Jeff Hopkins had figured the gas money he spent driving back and forth from Long Island to New York City would be worth it, as long as people could see the ominous sign atop his car warning that the End of the World was nigh.
“I've been mocked and scoffed and cursed at and I've been through a lot with this lighted sign on top of my car,” said Mr. Hopkins, 52, a former television producer who lives on Long Island. “I was doing what I've been instructed to do through the Bible, but now I've been stymied. It's like getting slapped in the face.”
Mr. Camping, a retired civil engineer, had forecast that some 200 million people would be saved, and warned that those left behind would die in earthquakes, plagues and other scourges until Earth until the globe was consumed by a fireball on Oct. 21.
His earlier apocalyptic prediction in 1994 also was a bust, but he said it didn't happen because of a mathematical error.
Mr. Camping told the San Francisco Chronicle on Sunday he was “flabbergasted” his latest doomsday prophecy did not come true.
Family Radio spent millions – some of it from donations made by followers – on more than 5,000 billboards and 20 recreational vehicles plastered with the doomsday message. In 2009, the non-profit reported in IRS filings that it received $18.3-million in donations, and had assets of more than $104 million, including $34-million in stocks or other publicly traded securities.
Gunther Von Harringa, who heads a religious organization that produces content for Mr. Camping's media enterprise, said he was “very surprised” the Rapture did not happen as predicted, but said he and other believers were in good spirits.
“We're still searching the Scriptures to understand why it did not happen,” said Von Harringa, president of Bible Ministries International, which he operates from his home in Delaware, Ohio. “It's just a matter of OK, Lord, where do we go from here?”
Apocalyptic thinking has always been part of American religious life and popular culture. Teachings about the end of the world vary dramatically – even within faith traditions – about how they will occur.
Still, the overwhelming majority of Christians reject the idea that the exact date or time of Jesus' return can be predicted.
Tim LaHaye, co-author of the bestselling “Left Behind” novels about the end times, recently called Camping's prediction “not only bizarre but 100 per cent wrong!” He cited the bible verse Matthew 24:36, ‘but about that day or hour no one knows“ except God.

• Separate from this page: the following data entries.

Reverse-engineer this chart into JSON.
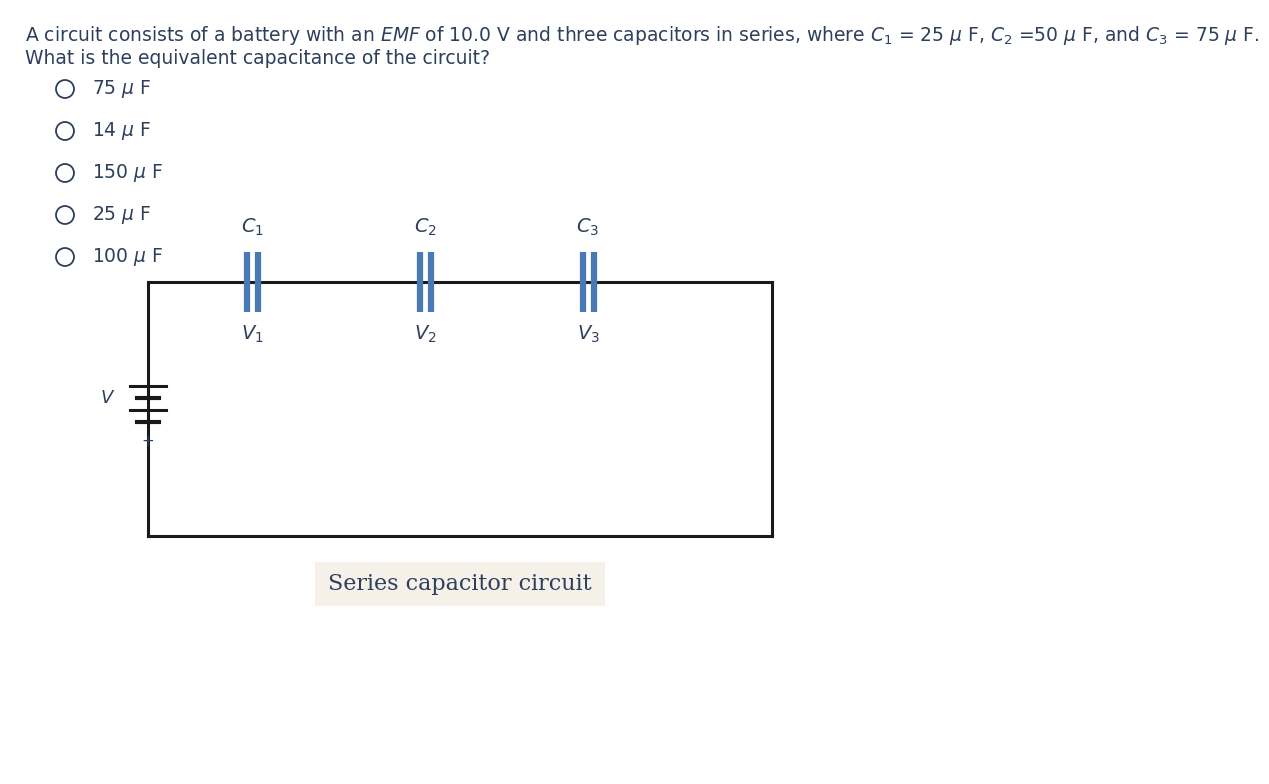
{
  "title_line1": "A circuit consists of a battery with an $\\it{EMF}$ of 10.0 V and three capacitors in series, where $C_1$ = 25 $\\mu$ F, $C_2$ =50 $\\mu$ F, and $C_3$ = 75 $\\mu$ F.",
  "title_line2": "What is the equivalent capacitance of the circuit?",
  "options": [
    "75 $\\mu$ F",
    "14 $\\mu$ F",
    "150 $\\mu$ F",
    "25 $\\mu$ F",
    "100 $\\mu$ F"
  ],
  "circuit_caption": "Series capacitor circuit",
  "text_color": "#2e3f5c",
  "bg_color": "#ffffff",
  "caption_bg": "#f5f0e8",
  "capacitor_color": "#4a7ab5",
  "wire_color": "#1a1a1a"
}
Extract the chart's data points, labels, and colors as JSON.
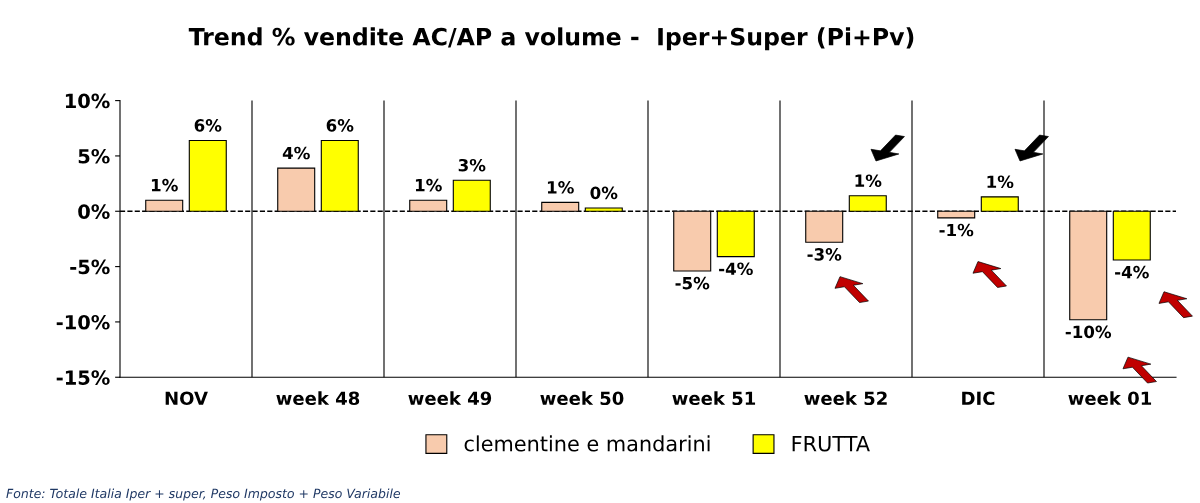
{
  "chart_data": {
    "type": "bar",
    "title": "Trend % vendite AC/AP a volume -  Iper+Super (Pi+Pv)",
    "categories": [
      "NOV",
      "week 48",
      "week 49",
      "week 50",
      "week 51",
      "week 52",
      "DIC",
      "week 01"
    ],
    "series": [
      {
        "name": "clementine e mandarini",
        "color": "#f8cbad",
        "values": [
          1.0,
          3.9,
          1.0,
          0.8,
          -5.4,
          -2.8,
          -0.6,
          -9.8
        ],
        "value_labels": [
          "1%",
          "4%",
          "1%",
          "1%",
          "-5%",
          "-3%",
          "-1%",
          "-10%"
        ]
      },
      {
        "name": "FRUTTA",
        "color": "#ffff00",
        "values": [
          6.4,
          6.4,
          2.8,
          0.3,
          -4.1,
          1.4,
          1.3,
          -4.4
        ],
        "value_labels": [
          "6%",
          "6%",
          "3%",
          "0%",
          "-4%",
          "1%",
          "1%",
          "-4%"
        ]
      }
    ],
    "ylim": [
      -15,
      10
    ],
    "yticks": [
      {
        "value": -15,
        "label": "-15%"
      },
      {
        "value": -10,
        "label": "-10%"
      },
      {
        "value": -5,
        "label": "-5%"
      },
      {
        "value": 0,
        "label": "0%"
      },
      {
        "value": 5,
        "label": "5%"
      },
      {
        "value": 10,
        "label": "10%"
      }
    ],
    "ref_lines": [
      {
        "axis": "y",
        "value": 0,
        "color": "#000000",
        "line_style": "dashed"
      }
    ],
    "grid": "x",
    "legend": "bottom",
    "annotations": [
      "Fonte: Totale Italia Iper + super, Peso Imposto + Peso Variabile"
    ]
  }
}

“While it may be in the near future, many signs of our times certainly indicate so, but anyone who thinks they ‘know' the day and the hour is flat out wrong,” Mr. LaHaye wrote on his Web site, leftbehind.com.
Signs of disappointment were evident online, where groups that had confidently predicted the Rapture – and, in some cases, had spent money to help spread the word through advertisements – took tentative steps to re-establish Internet presences in the face of widespread mockery.
The Pennsylvania-based group eBible Fellowship still has a website with images of May 21 billboards all over the world, but its Twitter feed has changed over from the increasingly confident predictions before the date to circumspect Bible verses that seem to speak to the confusion and hurt many members likely feel.
“For a small moment have I forsaken thee; but with great mercies will I gather thee,” the group tweeted on Sunday, quoting the book of Isaiah.
Family Radio's special projects co-ordinator, Michael Garcia has said he believed the delay was God's way of separating true believers from those willing to doubt what he said were clear biblical warnings.
“Maybe this had to happen for there to be a separation between those who have faith and those who don't,” he said. “It's highly possible that our Lord is delaying his coming.”